Governo cria comissão de especialistas para avaliar Pnad 2013

Por Nadia
Segundo Miriam Belchior, o governo ficou chocado com erro | Tânia Rego/ABr Segundo Miriam Belchior, o governo ficou chocado com erro | Tânia Rego/ABr

O Ministério do Planejamento criou uma comissão de especialistas para avaliar a Pesquisa Nacional por Amostra de Domicílios (Pnad) 2013, com o intuito de desfazer “quaisquer dúvidas” quanto aos dados do levantamento recentemente divulgado pelo Instituto Brasileiro de Geografia e Estatística (IBGE).

Portaria publicada nesta terça-feira no Diário Oficial da União, assinada pela ministra da pasta, Miriam Belchior, diz que a comissão avaliará os dados da pesquisa para identificar “eventual necessidade de revisão, e colaborar com a administração pública na sugestão de medidas gerenciais, processuais, tecnológicas e operacionais para prevenir ocorrência de revisão de dados”.

O prazo para a conclusão dos trabalhos será de dois meses, com possibilidade de prorrogação mediante solicitação justificada.

Na sexta-feira, o governo informou que os resultados da Pnad de 2013 referentes à renda dos brasileiros e concentração de renda no país continham erros em função da utilização uma projeção de população incorreta em sete Estados que têm mais de uma região metropolitana.

No fim de semana, a ministra do Planejamento disse que o governo iria esperar a conclusão da comissão de sindicância sobre o caso para tomar providências sobre possíveis afastamentos de responsáveis do IBGE, órgão que é vinculado ao ministério.

Segundo a portaria publicada nesta terça, a assessoria econômica do Ministério do Planejamento prestará apoio administrativo aos trabalhos da comissão, que contará com cinco membros. Fazem parte do grupo Claudio Dedecca, Diana Sawyer, Gustavo Gonzaga, Eduardo Luiz Rios Neto e Maria Paula Ferreira.

Presidente do IBGE quer permanecer no cargo

Mesmo após o erro na divulgação dos resultados da Pesquisa Nacional por Amostra de Domicílios (Pnad), a presidente do Instituto Brasileiro de Geografia e Estatística (IBGE), Wasmália Bivar, não pretende se demitir, de acordo com informações do jornal Folha de S.Paulo.

De acordo com a publicação, a avaliação interna do órgão é de que os erros eram evitáveis, mas foram rapidamente detectados e corrigidos.
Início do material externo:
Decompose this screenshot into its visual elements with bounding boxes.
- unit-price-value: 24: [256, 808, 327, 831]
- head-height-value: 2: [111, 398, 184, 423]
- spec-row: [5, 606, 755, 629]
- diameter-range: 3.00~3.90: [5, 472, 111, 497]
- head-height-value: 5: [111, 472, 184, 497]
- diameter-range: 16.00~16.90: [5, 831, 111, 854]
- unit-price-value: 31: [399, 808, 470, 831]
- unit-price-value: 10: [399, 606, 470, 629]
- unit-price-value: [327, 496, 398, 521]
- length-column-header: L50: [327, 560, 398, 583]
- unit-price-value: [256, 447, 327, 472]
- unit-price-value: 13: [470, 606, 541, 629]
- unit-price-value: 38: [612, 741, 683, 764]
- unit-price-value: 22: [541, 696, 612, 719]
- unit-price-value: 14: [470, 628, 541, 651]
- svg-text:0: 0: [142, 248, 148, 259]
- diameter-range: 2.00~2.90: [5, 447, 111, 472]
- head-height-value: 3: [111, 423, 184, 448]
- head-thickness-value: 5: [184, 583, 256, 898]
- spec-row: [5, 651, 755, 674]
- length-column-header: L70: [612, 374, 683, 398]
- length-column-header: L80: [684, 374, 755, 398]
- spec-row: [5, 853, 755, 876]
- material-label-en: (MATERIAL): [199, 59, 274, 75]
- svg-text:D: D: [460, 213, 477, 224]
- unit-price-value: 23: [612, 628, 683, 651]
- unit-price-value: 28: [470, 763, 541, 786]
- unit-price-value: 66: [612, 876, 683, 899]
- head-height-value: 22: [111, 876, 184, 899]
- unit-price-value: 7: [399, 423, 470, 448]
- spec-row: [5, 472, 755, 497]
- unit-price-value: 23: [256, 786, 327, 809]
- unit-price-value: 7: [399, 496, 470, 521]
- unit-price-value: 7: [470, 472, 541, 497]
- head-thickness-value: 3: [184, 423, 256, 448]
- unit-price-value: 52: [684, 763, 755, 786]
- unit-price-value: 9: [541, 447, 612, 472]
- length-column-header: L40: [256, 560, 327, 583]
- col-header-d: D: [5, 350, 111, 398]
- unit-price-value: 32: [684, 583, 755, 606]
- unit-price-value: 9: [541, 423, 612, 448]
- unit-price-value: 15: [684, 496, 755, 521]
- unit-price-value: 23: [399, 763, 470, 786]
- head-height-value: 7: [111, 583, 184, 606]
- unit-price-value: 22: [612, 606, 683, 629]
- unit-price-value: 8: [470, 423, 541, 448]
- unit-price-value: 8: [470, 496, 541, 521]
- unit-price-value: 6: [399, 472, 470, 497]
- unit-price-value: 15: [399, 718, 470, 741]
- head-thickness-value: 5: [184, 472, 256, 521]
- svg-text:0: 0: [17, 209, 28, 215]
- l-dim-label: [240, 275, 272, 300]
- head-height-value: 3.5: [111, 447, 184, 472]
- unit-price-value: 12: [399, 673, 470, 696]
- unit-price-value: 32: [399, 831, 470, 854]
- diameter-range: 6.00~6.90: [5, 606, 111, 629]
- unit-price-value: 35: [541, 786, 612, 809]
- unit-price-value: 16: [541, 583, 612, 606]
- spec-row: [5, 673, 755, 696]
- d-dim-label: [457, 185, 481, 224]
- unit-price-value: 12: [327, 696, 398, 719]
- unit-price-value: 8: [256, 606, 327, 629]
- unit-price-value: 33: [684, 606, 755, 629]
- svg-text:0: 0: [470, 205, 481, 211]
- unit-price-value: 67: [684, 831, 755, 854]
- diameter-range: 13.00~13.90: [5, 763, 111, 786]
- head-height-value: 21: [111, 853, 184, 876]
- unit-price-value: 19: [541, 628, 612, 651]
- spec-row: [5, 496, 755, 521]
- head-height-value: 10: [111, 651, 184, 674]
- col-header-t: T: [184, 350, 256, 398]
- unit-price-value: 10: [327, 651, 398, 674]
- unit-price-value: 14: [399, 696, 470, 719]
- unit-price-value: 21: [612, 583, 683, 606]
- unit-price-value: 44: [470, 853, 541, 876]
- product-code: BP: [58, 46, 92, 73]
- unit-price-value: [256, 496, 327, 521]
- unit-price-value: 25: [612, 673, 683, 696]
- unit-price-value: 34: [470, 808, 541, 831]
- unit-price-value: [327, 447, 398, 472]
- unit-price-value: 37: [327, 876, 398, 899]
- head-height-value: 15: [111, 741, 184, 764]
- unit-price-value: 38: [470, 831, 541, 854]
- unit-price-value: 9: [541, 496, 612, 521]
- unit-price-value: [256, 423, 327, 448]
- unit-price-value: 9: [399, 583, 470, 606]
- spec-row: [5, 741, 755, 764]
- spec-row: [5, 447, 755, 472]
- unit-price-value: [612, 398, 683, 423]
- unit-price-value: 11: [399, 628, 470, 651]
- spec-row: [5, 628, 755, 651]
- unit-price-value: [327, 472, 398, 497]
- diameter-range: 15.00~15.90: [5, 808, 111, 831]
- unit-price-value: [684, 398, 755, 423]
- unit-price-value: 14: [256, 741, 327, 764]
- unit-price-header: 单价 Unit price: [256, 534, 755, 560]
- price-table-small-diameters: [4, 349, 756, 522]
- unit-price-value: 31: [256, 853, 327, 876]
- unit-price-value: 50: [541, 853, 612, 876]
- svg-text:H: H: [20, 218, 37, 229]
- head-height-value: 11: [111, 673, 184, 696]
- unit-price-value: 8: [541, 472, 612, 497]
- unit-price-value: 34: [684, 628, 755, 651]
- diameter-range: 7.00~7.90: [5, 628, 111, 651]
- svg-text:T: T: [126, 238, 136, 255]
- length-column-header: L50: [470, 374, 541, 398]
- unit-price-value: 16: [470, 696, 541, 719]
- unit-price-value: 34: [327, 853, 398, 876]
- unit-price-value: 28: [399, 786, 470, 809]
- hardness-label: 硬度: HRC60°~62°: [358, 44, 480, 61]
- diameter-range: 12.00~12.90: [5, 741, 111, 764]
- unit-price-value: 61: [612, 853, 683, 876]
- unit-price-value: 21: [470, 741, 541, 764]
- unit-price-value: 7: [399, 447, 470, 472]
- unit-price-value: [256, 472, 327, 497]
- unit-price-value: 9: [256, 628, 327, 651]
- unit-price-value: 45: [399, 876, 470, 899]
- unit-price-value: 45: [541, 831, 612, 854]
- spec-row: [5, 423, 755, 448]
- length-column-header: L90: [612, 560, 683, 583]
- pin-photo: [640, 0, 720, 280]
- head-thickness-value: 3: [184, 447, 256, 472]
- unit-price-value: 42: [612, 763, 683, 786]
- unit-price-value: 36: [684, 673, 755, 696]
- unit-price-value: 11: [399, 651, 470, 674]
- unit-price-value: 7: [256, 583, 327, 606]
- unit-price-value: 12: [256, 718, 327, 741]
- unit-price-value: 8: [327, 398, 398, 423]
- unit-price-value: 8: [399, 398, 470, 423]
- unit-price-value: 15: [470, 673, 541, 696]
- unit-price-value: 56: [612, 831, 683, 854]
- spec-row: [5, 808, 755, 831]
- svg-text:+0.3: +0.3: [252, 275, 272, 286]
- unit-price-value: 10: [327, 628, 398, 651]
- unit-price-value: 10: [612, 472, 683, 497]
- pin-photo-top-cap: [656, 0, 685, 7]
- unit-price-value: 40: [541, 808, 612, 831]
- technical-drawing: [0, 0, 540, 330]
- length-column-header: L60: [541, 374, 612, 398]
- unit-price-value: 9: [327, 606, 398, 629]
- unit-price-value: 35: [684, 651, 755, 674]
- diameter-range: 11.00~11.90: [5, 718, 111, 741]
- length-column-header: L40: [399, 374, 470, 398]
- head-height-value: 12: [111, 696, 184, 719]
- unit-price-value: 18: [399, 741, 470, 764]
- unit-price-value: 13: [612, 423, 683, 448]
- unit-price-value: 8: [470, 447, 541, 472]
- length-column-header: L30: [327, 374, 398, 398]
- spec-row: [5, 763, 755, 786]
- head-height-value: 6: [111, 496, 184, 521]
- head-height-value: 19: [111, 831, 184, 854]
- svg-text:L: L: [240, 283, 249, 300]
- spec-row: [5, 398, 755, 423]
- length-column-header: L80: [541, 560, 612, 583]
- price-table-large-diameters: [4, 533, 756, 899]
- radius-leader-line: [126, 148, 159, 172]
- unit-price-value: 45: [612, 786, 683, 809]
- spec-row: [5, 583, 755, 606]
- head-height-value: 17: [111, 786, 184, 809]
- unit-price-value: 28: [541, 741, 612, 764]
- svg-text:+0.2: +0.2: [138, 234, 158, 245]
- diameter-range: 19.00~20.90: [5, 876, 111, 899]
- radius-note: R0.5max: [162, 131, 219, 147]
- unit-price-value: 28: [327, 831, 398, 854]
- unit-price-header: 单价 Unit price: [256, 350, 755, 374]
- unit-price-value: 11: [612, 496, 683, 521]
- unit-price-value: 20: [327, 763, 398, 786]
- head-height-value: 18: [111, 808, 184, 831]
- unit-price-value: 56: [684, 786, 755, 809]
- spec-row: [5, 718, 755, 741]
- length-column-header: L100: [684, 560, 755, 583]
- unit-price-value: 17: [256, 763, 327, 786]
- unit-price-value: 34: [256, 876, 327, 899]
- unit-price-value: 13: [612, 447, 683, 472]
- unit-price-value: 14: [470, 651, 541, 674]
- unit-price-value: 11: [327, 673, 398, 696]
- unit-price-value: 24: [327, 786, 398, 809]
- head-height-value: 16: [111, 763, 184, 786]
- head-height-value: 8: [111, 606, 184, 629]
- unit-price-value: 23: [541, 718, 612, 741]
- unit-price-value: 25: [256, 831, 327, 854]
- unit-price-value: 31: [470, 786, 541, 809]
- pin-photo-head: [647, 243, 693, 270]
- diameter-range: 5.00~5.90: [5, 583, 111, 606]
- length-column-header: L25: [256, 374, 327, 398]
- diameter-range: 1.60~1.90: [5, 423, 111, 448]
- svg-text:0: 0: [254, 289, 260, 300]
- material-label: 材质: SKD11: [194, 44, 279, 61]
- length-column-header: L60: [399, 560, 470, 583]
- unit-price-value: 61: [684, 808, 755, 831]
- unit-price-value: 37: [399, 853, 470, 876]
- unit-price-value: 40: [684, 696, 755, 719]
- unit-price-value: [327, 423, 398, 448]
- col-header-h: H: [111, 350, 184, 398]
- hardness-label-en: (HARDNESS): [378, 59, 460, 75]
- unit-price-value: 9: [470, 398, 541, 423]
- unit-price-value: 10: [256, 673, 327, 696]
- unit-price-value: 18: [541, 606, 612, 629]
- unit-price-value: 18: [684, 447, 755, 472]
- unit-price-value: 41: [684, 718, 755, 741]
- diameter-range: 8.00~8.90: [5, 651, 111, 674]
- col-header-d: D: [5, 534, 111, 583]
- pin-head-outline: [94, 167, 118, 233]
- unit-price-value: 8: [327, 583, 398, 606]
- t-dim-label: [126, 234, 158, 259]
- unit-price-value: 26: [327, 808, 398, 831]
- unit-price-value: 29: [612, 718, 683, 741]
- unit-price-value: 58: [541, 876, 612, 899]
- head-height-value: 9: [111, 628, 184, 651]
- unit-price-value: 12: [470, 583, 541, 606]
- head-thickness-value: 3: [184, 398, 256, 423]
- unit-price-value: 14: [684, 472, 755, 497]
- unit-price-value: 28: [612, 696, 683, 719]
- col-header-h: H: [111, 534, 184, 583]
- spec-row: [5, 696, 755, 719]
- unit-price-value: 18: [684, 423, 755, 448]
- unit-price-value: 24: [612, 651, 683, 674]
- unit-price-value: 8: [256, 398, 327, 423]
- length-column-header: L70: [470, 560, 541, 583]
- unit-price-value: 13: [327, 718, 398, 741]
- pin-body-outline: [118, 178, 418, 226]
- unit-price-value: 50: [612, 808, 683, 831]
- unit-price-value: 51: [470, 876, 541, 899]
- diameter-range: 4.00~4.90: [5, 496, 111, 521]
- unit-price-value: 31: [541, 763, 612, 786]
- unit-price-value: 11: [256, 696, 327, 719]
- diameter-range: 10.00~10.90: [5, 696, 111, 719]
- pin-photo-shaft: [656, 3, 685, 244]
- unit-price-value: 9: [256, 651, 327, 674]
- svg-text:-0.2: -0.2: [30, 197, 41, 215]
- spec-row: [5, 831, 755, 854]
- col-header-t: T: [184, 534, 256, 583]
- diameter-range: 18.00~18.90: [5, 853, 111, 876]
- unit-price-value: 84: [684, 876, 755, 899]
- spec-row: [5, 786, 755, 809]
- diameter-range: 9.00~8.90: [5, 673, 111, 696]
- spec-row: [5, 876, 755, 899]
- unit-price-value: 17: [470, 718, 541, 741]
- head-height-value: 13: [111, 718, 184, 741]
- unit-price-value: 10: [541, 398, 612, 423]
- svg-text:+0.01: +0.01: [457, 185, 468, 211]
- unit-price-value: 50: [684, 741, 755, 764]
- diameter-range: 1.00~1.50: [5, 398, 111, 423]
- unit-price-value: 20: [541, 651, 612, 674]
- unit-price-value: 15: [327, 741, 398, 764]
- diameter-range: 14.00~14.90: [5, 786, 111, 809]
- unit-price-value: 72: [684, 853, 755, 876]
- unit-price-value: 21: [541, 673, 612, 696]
Após a correção, a ministra do Planejamento, Miriam Belchior, disse, no sábado (20), que o governo irá esperar a conclusão do trabalho da comissão de sindicância, que irá apurar o erro para tomar providências sobre possíveis afastamentos de responsáveis do órgão. A expectativa é que nenhuma demissão ocorra até lá.

Segundo o jornal, Wasmália tem apoio da cúpula do IBGE e de boa parte do corpo técnico.

Erro

Na sexta-feira, o IBGE divulgou uma correção da análise de dados da Pnad, divulgada na última quinta-feira (18), o que levou a erro em alguns resultados das estimativas. O índice de Gini, que mede a desigualdade no país, em 2012 estava em 0,496 e, em 2013, caiu para 0,495, o que mostra redução na desigualdade, ao invés do aumento para 0,498 divulgado anteriormente.

O erro ocorreu porque foi superestimada a população das regiões metropolitanas de sete estados que têm mais de uma região metropolitana, onde foi considerado o peso da região metropolitana do estado inteiro, e não apenas o da capital. Isso influenciou no cálculo de dados como o índice de Gini. Outros dados como o rendimento da população, taxas de analfabetismo e de desocupação também sofreram alterações.

Após a correção, a ministra do Planejamento, Miriam Belchior, disse, no sábado, que o governo “ficou chocado com o erro”, considerado gravíssimo. Além da comissão de sindicância, um grupo de especialistas independentes irá avaliar a consistência da Pnad de 2013, para ver se há algum outro problema no estudo. Os nomes devem ser divulgados na próxima terça-feira (23).

Dilma ‘perplexa’

Segundo a ministra, ao ser informada do erro do IBGE, a presidente Dilma Rousseff demonstrou perplexidade por um erro básico como o fato de não ter sido feito um processo de checagem e rechecagem dos dados. Para a ministra, não há problemas de orçamento e de pessoal no IBGE. “Houve um problema técnico básico de não ter sido feita a checagem dos dados”, destacou.